The edict was issued in reaction to a complaint lodged last week by Muslim residents in Negeri Sembilan state capital Seremban against a private international school which invited students, Muslims included, to attend a Halloween bash it was organizing, Free Malaysia Today reported.
The invitation had caused a furore among some Muslim groups including the Islamist Ikatan Muslimin Malaysia, which urged the state authorities to monitor the event.
“Today Halloween is usually celebrated with activities, with adults and children alike in fancy dress visiting strangers’ houses asking for candy, lighting bonfires, visiting haunted attractions, playing pranks on people with a variety of games, and telling horror stories,” it added.
“Halloween is celebrated with the theme of horror mixed with humor in order to cheer the heart and also against the spirit of dead that affect humans.”
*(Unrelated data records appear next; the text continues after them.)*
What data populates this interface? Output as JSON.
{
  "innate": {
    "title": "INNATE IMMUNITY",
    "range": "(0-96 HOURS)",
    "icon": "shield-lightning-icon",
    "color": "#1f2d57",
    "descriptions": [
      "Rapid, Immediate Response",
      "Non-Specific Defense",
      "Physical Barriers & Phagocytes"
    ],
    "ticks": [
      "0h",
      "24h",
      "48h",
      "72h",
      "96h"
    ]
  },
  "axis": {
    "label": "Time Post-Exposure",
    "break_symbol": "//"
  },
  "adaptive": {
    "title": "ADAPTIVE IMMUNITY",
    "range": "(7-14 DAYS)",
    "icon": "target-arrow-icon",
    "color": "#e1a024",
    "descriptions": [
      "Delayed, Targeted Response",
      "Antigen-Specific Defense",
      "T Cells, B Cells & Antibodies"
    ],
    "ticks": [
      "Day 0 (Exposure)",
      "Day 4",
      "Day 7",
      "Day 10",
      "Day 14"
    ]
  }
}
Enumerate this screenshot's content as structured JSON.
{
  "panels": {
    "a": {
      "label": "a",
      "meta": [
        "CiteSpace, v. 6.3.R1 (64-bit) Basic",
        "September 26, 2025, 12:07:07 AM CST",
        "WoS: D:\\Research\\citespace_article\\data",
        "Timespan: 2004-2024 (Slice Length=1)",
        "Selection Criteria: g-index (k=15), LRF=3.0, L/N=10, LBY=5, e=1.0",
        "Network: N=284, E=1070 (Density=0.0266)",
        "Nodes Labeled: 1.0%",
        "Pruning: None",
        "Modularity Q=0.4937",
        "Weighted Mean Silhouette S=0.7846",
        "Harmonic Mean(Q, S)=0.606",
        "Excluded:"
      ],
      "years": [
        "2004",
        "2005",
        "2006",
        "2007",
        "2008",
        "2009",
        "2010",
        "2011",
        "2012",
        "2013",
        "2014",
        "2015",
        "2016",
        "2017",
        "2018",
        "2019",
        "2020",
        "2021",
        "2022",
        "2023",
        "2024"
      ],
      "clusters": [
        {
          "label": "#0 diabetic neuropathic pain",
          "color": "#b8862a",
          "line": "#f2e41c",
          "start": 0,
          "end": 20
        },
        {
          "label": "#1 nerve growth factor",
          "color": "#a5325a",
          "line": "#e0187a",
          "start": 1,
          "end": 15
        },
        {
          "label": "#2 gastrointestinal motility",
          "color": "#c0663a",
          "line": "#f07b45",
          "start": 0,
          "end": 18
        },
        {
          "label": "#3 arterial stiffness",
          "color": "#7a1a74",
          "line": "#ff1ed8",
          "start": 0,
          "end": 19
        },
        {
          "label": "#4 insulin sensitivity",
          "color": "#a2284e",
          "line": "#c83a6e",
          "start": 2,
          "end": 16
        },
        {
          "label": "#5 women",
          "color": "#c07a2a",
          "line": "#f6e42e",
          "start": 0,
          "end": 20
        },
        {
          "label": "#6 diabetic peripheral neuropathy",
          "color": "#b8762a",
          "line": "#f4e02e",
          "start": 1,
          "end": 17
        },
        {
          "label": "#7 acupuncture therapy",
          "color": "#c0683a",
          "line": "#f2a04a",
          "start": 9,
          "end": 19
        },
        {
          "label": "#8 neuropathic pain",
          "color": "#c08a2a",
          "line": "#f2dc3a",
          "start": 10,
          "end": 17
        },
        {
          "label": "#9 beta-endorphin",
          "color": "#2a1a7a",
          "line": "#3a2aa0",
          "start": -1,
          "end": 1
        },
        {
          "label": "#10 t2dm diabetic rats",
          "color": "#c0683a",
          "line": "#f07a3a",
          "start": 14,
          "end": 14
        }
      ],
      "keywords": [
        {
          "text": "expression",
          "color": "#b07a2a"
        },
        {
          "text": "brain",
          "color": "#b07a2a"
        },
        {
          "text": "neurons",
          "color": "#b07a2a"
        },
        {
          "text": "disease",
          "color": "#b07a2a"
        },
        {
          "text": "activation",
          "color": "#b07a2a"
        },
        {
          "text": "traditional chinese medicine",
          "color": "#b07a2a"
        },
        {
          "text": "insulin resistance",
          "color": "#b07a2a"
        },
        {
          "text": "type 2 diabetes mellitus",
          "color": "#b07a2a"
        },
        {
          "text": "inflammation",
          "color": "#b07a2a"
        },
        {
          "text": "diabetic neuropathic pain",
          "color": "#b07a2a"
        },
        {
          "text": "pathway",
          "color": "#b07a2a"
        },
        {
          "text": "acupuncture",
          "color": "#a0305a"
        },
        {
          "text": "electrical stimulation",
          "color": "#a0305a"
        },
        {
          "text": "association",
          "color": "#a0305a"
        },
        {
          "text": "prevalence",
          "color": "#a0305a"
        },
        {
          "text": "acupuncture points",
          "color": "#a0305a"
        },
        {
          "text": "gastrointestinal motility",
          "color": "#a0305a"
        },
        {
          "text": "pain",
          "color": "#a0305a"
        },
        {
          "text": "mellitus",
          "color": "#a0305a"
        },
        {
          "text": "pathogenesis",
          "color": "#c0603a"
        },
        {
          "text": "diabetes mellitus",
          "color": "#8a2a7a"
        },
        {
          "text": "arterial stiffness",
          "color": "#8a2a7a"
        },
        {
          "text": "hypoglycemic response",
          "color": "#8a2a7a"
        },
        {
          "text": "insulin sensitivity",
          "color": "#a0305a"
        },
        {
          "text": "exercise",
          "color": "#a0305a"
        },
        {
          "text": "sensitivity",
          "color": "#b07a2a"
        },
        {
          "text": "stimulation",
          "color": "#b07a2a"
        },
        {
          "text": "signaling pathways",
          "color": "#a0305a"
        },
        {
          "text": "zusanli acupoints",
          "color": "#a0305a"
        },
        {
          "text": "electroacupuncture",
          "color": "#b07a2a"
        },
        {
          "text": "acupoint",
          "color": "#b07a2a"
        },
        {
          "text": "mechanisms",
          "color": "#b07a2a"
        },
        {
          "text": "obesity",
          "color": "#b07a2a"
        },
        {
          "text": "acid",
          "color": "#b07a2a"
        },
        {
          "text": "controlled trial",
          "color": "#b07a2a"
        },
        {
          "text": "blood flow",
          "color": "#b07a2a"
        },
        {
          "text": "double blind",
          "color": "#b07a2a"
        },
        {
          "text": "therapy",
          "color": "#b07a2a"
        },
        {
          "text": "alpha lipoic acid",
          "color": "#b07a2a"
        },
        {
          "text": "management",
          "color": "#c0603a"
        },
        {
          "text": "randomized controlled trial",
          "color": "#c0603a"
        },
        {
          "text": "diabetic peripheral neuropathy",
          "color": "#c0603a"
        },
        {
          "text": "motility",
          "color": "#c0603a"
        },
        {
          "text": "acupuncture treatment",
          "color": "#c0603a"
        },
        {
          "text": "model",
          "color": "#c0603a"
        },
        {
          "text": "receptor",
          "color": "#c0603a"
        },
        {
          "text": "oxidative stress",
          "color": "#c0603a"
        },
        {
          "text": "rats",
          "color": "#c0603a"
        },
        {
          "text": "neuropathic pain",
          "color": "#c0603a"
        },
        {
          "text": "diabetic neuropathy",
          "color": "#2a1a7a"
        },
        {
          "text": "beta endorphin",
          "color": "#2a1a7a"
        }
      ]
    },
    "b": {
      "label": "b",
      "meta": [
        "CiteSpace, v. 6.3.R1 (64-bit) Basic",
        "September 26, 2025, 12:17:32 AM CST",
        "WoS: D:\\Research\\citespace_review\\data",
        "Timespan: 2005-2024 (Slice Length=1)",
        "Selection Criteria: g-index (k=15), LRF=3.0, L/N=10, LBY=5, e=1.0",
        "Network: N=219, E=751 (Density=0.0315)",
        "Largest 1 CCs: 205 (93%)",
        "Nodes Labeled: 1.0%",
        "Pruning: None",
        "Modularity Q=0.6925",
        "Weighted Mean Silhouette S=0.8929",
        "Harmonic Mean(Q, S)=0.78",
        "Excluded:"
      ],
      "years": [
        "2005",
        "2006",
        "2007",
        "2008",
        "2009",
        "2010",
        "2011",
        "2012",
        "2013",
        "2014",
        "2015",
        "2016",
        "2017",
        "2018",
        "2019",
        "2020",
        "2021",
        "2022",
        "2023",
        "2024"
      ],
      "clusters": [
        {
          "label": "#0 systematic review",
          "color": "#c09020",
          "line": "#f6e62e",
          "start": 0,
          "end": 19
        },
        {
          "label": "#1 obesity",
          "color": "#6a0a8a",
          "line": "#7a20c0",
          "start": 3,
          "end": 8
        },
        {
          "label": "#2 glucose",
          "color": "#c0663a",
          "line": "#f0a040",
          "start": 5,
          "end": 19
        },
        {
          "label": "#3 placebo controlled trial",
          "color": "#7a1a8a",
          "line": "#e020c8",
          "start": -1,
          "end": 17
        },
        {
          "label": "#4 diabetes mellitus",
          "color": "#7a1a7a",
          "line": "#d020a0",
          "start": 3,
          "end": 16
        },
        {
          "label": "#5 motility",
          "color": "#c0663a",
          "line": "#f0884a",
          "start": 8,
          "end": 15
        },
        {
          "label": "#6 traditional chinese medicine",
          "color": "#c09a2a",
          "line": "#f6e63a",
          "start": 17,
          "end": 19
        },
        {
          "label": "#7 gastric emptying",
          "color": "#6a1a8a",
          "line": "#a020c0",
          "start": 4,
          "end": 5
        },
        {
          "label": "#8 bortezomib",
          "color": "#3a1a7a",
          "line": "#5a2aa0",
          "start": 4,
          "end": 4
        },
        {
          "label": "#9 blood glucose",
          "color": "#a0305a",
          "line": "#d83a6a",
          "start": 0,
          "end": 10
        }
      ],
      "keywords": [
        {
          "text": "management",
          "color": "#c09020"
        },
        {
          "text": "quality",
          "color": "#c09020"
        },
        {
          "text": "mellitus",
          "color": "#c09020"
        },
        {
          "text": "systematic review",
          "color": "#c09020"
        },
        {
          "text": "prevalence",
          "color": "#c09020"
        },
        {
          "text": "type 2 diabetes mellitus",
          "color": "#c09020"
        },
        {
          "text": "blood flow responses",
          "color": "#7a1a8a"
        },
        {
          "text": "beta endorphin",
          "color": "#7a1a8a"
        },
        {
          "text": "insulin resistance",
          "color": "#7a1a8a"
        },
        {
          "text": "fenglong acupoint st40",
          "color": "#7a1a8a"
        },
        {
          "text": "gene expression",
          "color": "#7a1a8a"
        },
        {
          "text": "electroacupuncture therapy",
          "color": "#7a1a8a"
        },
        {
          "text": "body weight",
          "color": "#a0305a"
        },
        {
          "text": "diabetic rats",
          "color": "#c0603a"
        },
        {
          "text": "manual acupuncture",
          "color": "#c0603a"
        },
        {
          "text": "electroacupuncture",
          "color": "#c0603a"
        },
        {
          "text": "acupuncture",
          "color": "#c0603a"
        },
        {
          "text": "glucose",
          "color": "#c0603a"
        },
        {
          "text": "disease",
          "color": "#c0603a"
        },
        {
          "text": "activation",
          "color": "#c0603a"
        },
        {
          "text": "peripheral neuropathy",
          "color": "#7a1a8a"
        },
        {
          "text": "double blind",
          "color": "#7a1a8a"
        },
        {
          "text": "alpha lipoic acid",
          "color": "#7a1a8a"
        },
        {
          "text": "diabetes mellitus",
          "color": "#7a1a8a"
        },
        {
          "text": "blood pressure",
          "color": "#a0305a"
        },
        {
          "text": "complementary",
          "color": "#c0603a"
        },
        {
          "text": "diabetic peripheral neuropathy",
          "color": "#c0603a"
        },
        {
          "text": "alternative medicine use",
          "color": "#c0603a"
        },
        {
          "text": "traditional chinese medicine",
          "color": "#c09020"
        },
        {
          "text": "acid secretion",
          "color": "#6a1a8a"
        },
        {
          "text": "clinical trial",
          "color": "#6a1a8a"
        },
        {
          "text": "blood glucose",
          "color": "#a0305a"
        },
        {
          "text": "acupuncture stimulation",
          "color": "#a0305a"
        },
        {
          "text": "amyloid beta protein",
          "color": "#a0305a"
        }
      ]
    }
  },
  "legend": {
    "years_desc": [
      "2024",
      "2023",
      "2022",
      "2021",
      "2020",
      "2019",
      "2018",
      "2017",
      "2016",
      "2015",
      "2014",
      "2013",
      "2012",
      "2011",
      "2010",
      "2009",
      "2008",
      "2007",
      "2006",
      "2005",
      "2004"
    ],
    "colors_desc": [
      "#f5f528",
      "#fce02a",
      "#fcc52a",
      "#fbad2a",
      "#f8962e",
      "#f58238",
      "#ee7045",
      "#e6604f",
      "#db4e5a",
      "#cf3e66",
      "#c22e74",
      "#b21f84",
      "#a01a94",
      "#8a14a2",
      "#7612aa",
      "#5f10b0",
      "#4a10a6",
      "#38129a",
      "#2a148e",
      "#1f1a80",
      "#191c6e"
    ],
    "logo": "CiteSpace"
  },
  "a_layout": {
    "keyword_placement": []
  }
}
Earlier this month, Abdullah Zaik Abdul Rahman, the president of Ikatan Muslimin Malaysia (Isma) warned Malaysians against observing Halloween, claiming that these events are planned by non-Muslims to shake the faith of Muslims and turn them godless.
Muslim Malays form about 60% of Malaysia’s 26-million population, while Christians make up around 9.1%.
Jordan Too
The Jordan government announced a similar ban on Halloween in the country.
The decision has been announced in a statement by the Jordian home ministry baning all sorts of activities surrounding Halloween, so as to prevent a repeat of the rioting that the city of Amman had during Halloween for the last two years.
Ministry spokesperson Ziad Al Zoubi confirmed the decision to Jordian daily Al Ghad.
Halloween is an annual Western celebration based on Celtic pagan doctrines and traditionally applied to the evening of October 31st.
Celtics were a group occupying the area known now as Ireland, the United Kingdom, and Northern France about 2,000 years ago.
Halloween has clear connections with the Eve of Samhain, a celebration marking the beginning of winter as well as the first day of the New Year among ancient pagans of the British Isles (2nd century BC).
On this occasion, it was believed that supernatural forces gathered together and that the barriers between the supernatural and human worlds were broken.
They believed that spirits from other worlds, such as the souls of the dead were able to visit earth during this time and roam about.
When Christianity came to the British Isles, the church tried to take attention away from these pagan rituals by placing a Christian holiday on the same day.
The Christian festival, the Feast of All Saints, acknowledges the saints of the Christian faith in much the same way that Samhain had paid tribute to the pagan gods.
These traditions were brought to the United States by immigrants from Ireland and Scotland.